4) Be more active. As a housewife, it's easy to become lethargic. Being away from all things familiar, it's even easier. But it's out of character for me to stay shut in my own apartment as much as I have been lately. Maybe it's just the homesickness getting to me...or maybe it's the colder weather these days... Whatever the reason it has to end. Each week of 2012 I want work out at least twice, and have at least one outing with a friend. No more hiding out. It's not good for the soul. (Or my skinny jeans.)
5) Master Italian Buttercream. The last (and only) time I attempted buttercream frosting, it kicked my butt. I've been too afraid to try it since. This year, no matter how many eggs I waste, I WILL make perfect Italian Buttercream. Even if it kills me.

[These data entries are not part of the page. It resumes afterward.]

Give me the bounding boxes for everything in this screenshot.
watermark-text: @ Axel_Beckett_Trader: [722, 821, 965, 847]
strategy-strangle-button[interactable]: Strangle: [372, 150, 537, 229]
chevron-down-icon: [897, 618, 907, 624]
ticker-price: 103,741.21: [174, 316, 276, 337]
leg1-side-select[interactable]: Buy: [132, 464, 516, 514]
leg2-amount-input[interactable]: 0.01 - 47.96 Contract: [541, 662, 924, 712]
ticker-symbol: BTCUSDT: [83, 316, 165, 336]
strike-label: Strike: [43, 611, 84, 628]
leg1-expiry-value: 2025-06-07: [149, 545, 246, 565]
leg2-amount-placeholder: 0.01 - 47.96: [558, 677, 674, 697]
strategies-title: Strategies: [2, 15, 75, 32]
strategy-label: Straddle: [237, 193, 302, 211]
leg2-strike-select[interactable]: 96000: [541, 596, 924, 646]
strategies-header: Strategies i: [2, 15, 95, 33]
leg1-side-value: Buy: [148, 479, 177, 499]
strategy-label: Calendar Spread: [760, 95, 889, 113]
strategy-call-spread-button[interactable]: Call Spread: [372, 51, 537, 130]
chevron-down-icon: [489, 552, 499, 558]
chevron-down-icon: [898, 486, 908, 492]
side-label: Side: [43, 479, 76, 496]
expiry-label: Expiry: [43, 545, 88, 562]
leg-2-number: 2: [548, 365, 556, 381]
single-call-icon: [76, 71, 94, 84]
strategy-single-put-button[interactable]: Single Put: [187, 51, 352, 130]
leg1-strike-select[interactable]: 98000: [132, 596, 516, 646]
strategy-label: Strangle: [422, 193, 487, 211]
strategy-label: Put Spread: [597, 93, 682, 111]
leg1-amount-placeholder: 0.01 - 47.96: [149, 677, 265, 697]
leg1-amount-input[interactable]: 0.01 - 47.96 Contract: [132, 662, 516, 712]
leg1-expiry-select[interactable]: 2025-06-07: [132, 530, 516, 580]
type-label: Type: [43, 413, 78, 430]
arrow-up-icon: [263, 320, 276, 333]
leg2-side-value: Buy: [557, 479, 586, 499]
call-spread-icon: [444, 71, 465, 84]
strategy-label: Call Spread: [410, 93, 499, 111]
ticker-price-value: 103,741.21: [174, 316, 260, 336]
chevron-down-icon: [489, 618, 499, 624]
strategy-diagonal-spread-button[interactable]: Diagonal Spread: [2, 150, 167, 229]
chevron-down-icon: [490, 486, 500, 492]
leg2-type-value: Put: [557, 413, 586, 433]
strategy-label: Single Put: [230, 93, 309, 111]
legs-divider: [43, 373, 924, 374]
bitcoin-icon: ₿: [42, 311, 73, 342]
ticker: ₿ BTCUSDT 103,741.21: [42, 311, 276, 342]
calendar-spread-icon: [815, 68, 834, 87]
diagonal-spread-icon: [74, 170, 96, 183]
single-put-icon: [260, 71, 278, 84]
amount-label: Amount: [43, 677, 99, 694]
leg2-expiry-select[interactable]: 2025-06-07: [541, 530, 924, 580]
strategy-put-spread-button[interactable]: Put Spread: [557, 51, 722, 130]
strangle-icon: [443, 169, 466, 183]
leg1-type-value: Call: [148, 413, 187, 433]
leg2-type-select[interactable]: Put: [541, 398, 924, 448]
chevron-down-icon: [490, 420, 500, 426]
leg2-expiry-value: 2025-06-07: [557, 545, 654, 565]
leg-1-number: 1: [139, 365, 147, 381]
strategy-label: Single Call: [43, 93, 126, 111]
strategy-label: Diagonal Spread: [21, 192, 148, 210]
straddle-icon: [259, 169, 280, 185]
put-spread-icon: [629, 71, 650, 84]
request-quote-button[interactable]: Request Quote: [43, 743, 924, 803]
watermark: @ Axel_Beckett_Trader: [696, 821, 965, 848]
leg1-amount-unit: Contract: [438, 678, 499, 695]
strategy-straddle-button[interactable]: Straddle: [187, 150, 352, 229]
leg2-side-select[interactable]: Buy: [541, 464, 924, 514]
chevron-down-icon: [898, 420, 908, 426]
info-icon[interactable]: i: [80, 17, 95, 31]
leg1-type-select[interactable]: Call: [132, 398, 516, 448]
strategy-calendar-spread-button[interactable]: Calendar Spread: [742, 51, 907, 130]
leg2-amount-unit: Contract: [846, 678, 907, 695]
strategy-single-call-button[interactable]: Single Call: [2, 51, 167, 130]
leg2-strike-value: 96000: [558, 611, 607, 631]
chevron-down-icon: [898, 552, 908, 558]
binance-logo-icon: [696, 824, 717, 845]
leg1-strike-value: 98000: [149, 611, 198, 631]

6) Read another fifty books. Last year I challenged myself to read fifty books (documented on Goodreads) and I exceded my goal (56!). I want to do that again. But this year, I want at least ten of those fifty books to be non-fiction. You know, for substance. So I'll take any recomendations you can throw my way.
Do you make resolutions? If so, what are they? And did you keep any of last year's?
view of the residential part of the palace from the gardens in back
On our way to Speyer last week, my friends and I stopped in Schwetzingen to tour the palace and its immense gardens. It was gorgeous, but I can't wait to go back in the spring or summertime when the fountains are working and the flowers are in bloom. It must be fantastic! Unfortunately, cameras weren't allowed inside the palace (which was also beautiful, preserved/restored to 18th century rococo style), so the following photos are all taken from outside and in the gardens.
The front of the palace was being restored.
The tour encompassed the personal living areas of the palace (which, although very large, was only a summer home), and was given in German. However, we were provided with transcripts of the information given and could follow along easily enough. After about an hour of wandering through 18th century powder rooms, parlors and studies, we were allowed to walk through the gardens on our own. The gardens are massive! Since we were only passing through on our way to Speyer, we didn't even walk all the way through before it was time for us to leave.
The tour and garden admission was 7 euro (a bargain!), and we were told that in the tourist season tours are also given in English. You can visit the palace website here for the palace's history and information about hours, pricing and special events.
Last Friday a few friends and I drove down to Speyer to see the Cathedral and do some shopping. (We also made a stop in Schwetzingen to tour the palace and gardens, but that's another post.) The weather wasn't at it's greatest, but we still had a great time and managed to get a few good photos. The town was still all dressed up for Christmas -- lights still strung and trees still adorned. There was even a Christmas Market in full swing for Three Kings Day, and I was more than happy to munch on one last steak sandwich for this holiday season.
Fun facts: Construction on the cathedral began in 1030, at the bequest of Emperor Conrad II, and took 80 years to complete. Measuring 133 meters in length, it is the largest example of Romanesque architecture in Germany. If you're interested in the cathedral's history, you can read about it here and here.